Johnny Depp se confie à Metro : « Je vis derrière des vitres »

Johnny Depp est retour au cinéma pour la première fois depuis le retentissant procès qui l’a opposé à Amber Heard. À l’occasion de la sortie de «Jeanne du Barry», Metro a rencontré l’acteur à Cannes.

par
Ruben Nollet
Temps de lecture 7 min.

Les stars ne manquent pas au Festival de Cannes cette année, mais c’est quand même Johnny Depp qui, une fois encore, attire le plus l’attention. À 59 ans, l’acteur est toujours aussi charismatique, ce qu’il prouve d’ailleurs largement dans le rôle de Louis XV, dans ‘Jeanne du Barry’, le film d’ouverture du festival. Metro n’a pas dû y réfléchir à deux fois lorsque l’occasion nous a été offerte de le rencontrer.

Y a-t-il des aspects de la vie d’un roi que vous trouvez reconnaissables?

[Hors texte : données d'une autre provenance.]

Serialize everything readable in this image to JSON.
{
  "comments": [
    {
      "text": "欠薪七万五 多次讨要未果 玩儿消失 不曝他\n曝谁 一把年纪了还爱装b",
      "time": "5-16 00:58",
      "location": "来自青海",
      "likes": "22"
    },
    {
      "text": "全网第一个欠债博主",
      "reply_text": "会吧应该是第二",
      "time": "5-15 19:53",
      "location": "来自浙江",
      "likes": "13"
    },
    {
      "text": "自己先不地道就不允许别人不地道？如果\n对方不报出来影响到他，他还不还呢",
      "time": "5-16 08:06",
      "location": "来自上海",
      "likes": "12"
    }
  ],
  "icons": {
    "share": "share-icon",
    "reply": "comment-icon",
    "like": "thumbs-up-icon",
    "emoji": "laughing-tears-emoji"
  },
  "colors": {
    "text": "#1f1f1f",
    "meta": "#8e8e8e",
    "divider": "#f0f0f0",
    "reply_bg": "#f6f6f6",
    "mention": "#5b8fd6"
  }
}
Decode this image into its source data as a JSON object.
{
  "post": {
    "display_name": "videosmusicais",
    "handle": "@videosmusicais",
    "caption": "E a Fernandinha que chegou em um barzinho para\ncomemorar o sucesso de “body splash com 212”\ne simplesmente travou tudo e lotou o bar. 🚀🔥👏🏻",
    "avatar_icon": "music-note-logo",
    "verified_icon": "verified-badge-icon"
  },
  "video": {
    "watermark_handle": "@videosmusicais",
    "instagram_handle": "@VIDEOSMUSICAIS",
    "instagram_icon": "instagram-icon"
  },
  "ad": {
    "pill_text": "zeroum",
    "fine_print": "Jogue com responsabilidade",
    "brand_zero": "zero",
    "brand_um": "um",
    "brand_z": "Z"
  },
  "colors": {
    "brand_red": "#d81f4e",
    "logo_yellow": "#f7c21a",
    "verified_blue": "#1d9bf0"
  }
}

Johnny Depp : «Reconnaissable est un grand mot. Je ne veux certainement pas me comparer à un roi et je ne me sens absolument pas de la sorte. Mais plus j’en apprenais sur Louis XV, plus je comprenais qu’il devait en tant que roi se diviser en 7, 8 ou 9 personnalités différentes. Et à chaque fois, il y avait un protocole spécifique, avec un langage spécifique. Ça fait quelque chose à un être humain, je pense.»

Est-ce aussi la raison pour laquelle vous avez voulu jouer Louis XV? Vous avez dit un jour: «Tous les personnages que je joue, sont au fond des gens brisés et des ratés.»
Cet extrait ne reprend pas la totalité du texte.